Арий учил следующему (см. послания его и его друзей, фрагменты «Пира», характеристику его у Александра и Афанасия, сочинения позднейших ариан):

1. Бог един, наряду с Ним не существует никакого другого, Он один не рожден, не имеет начала, вечен; он неизречен и непостижим, затем Он — причина и творец всего. Эти признаки составляют Его сущность (нерожденный Отец). Его деятельность состоит в творении («рождение» есть только синоним). Все существующее — сотворено, не из естества Божия (так как в таком случае Он не был бы простым и духовным), но по Его свободной воле. Таким образом, Бог не был всегда отцом, так как в таком случае сотворенное было бы вечно; творению не может также быть сообщено естество Божие, иначе оно было бы не сотворенным.

2. Этому Богу присущи как неотделимые от него силы (не лица) Мудрость и Логос; кроме них, существует множество созданных сил.

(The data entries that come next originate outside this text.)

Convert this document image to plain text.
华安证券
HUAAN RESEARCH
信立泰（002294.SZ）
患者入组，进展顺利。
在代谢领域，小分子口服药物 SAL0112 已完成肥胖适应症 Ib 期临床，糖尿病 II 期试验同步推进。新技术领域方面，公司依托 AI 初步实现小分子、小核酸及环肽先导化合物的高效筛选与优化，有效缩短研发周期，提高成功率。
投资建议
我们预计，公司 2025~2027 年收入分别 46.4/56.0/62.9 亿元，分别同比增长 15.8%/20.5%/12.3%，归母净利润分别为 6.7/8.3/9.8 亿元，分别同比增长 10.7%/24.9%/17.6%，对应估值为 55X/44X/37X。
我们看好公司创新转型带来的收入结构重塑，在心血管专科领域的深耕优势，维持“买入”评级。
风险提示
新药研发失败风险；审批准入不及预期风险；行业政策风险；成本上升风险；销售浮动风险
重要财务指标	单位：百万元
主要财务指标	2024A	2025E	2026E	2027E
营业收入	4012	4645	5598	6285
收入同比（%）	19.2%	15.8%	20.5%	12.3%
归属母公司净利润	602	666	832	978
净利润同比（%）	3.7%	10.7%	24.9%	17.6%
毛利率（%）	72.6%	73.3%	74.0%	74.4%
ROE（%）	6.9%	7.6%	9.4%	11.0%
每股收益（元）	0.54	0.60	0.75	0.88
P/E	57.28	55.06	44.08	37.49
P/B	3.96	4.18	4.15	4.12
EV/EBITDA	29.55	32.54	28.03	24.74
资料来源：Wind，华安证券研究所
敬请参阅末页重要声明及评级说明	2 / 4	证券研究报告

3. До существования мира Бог, по Своей свободной воле (thelemati tu patros), создал как орудие для создания остальных творений самостоятельное существо (usia, hypostasis), которое писание называет Мудростью, Сыном, Подобием, Словом; как все твари, Он создан из ничего и имел начало. Следовательно, было время, когда этот Сын не существовал. «Сыном» Он называется не в буквальном смысле; писание называет так и другие творения.

4. Таким образом, этот Сын, по своей природе, является самостоятельной, совершенно отличной от «Отца» величиной; Он не имеет ни единого естества с Отцом, ни одинаковых природных свойств (иначе было бы два Бога). Он, напротив, обладает свободной волей и подвержен изменениям. Но Он навсегда избрал добро. Таким образом, Он, в силу Своей воли, стал неизменяем.

5. Таким образом, «Сын» не есть истинный Бог; Он обладает божественными свойствами лишь как приобретенными и только отчасти. Так как Он не вечен, то и знание Его несовершенно. Поэтому Ему подобает не одинаковое почитание с Отцом.

6. Однако Он отличается от остальных творений: Он является ctisma teleion (т.е. Он настолько совершенен, насколько это возможно для творения), Им все сотворено; Он обладает особой Божией благодатью; Бог даровал Ему величие раньше, чем Он мог оправдать это Своими делами, уже в предсуществовании. С Божией помощью и благодаря собственному прогрессу, Он стал Богом, так что Его можно называть «Единородным Богом».

7. Этот Сын, действительно, принял человеческое тело (soma äpsychon). Аффекты, обнаруживаемые историческим Христом, показывают, что Логос, которому надо их приписать (так как Христос не имел человеческой души), является поддающимся страстям, не абсолютно совершенным (а лишь стремящимся к абсолютному совершенству) существом.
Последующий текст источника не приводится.